Per giungere a queste conclusioni, gli scienziati francesi, guidati dall'autrice Marwa El Zein, hanno misurato i segnali elettrici emessi dai cervelli dei 24 volontari ai quali è stato chiesto di identificare la paura o la rabbia sui volti di alcune persone, riprodotti digitalmente. In alcuni casi i volti erano gli stessi, a cambiare era però la direzione dello sguardo che in alcuni casi era rivolto ai partecipanti, in altri no.

I dati raccolti hanno dimostrato una maggior reattività del cervello alla vista di volti che guardavano dritto negli occhi dei volontari. Quanto ai segnali elettrici cerebrali, che reagivano in risposta alla paura in soli 200 millisecondi, i ricercatori hanno scoperto che differivano tra soggetti ansiosi e non. Nel primo caso infatti, la preoccupazione attivava la parte del cervello implicata nell'azione, nel secondo invece quella del riconoscimento facciale.

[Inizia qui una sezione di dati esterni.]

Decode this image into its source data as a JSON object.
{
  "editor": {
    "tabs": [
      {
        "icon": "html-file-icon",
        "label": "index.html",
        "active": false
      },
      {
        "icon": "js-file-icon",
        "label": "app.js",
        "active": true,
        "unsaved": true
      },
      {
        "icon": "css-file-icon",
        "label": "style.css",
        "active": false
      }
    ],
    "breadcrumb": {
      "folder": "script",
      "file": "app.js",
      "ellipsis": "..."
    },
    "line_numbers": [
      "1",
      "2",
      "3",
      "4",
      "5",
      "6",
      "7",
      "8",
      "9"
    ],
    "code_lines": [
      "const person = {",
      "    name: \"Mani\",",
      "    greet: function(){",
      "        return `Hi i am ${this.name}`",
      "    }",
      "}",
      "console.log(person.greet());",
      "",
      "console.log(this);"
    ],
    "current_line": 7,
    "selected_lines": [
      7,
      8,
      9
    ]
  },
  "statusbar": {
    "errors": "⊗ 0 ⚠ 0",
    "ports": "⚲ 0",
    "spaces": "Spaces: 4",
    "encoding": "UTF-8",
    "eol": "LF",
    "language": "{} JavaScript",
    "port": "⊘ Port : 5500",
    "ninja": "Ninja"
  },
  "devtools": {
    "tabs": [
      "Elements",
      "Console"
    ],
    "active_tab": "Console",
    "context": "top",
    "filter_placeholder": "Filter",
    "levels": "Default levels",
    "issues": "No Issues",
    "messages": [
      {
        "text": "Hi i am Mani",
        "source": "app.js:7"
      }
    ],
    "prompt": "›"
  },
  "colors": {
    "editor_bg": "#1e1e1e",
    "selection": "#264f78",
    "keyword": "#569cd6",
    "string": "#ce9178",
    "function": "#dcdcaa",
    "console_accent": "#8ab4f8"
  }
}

In generale comunque il nostro cervello tende a reagire prima quando si trova di fronte a segnali negativi che, da un punto di vista adattativo e rispetto a quelli positivi, richiederebbero da parte nostra un'azione immediata come la fuga.

Oggi forse i pericoli sono cambiati rispetto a quando l'essere umano viveva di caccia in piccoli villaggi, ma certe dinamiche nel nostro cervello restano sempre le stesse.